Indeed the story of the three-storey boombox is full of little efforts that pulled the giant project over the line. Each and everyone interviewed gave a cheer when someone mentioned Ben [Trusz] at Elite Scaffold.

“He’s a legend,” Simon said with the sort of finality that designers usually reserve for Dieter Rams.

Screen Shot 2016-02-29 at 9.54.02 PM

Pictures of the Boombox Stage stolen from FrameCreative.com.au

Pictures of the Boombox Stage stolen from FrameCreative.com.au

Leko Novakovic from Novatech connected the stage’s sound system to a series of vertical light tubes arrayed across the top of the structure so that they would work as a functioning graphic equalizer – lights flashing in sync with the beats per minute below. An image straight out of the 90s.

“The weirdest and maybe the best one,” says Sam of the great list of collaborators, “was Councillor David Slama who helped build the stage. He rocked up and asked, ‘what do you want me to do?'”

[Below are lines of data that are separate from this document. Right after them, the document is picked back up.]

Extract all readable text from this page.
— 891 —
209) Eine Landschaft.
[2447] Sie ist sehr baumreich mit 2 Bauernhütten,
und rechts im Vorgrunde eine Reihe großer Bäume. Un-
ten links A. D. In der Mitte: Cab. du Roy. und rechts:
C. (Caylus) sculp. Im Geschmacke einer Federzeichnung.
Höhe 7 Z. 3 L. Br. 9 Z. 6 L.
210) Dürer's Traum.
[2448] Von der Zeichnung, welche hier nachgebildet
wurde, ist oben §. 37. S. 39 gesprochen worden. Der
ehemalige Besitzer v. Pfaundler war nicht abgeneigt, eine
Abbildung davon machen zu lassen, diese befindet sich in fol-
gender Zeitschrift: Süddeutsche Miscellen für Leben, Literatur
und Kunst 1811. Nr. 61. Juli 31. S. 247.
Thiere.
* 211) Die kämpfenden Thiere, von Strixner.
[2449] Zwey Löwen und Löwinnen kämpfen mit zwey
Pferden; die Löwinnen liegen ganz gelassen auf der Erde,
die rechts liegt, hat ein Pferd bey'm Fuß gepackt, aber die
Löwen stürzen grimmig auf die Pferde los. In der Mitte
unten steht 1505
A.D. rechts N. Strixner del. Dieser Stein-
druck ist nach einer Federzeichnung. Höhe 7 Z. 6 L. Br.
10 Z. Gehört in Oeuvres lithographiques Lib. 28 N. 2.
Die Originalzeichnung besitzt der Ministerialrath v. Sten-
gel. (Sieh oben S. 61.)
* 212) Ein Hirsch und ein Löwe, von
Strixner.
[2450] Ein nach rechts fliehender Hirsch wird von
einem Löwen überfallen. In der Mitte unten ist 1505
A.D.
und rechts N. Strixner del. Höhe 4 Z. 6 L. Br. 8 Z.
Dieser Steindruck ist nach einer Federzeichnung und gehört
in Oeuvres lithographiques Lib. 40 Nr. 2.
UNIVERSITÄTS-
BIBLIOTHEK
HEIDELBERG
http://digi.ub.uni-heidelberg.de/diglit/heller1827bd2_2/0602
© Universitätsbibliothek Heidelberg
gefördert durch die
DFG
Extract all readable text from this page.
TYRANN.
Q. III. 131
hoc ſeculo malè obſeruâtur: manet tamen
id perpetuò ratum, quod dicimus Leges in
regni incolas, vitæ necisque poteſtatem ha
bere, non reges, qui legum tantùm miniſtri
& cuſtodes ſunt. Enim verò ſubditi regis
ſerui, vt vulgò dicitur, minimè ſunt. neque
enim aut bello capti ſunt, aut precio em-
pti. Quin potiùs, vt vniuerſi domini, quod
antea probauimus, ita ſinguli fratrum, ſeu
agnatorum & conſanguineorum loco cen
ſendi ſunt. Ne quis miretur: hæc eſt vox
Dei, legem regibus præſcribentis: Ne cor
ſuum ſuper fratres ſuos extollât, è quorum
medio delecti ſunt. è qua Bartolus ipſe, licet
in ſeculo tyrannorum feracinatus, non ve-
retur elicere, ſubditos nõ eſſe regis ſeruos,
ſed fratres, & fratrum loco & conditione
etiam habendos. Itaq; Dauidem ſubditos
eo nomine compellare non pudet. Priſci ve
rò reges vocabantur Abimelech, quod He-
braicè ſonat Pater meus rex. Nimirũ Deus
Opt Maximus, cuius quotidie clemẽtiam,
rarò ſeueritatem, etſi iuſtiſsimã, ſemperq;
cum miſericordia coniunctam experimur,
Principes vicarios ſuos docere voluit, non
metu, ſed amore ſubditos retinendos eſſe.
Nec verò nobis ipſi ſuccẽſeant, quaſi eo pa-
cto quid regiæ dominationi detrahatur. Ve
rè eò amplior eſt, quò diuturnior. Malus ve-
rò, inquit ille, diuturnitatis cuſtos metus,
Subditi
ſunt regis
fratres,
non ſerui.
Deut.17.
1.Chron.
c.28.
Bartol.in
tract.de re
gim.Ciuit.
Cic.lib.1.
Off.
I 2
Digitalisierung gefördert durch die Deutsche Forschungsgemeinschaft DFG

Drawn at a 1:10 scale, completely in Adobe Illustrator, the boombox comes alive as the sun sets. In fact, Simon says he came down at this very time to look at the way the light hit Tarndanyangga so that the 2D finished product could get a lift from some shadowing around the boombox’s dials. It gives the whole project a simultaneously realistic and magical appearance.

Indeed it was prophesied in 2010 that a boombox could change the world. The one we’ve got in Victoria Square may not quite be doing that but, never-the-less, is a great reason to put on some fingerless gloves and dance.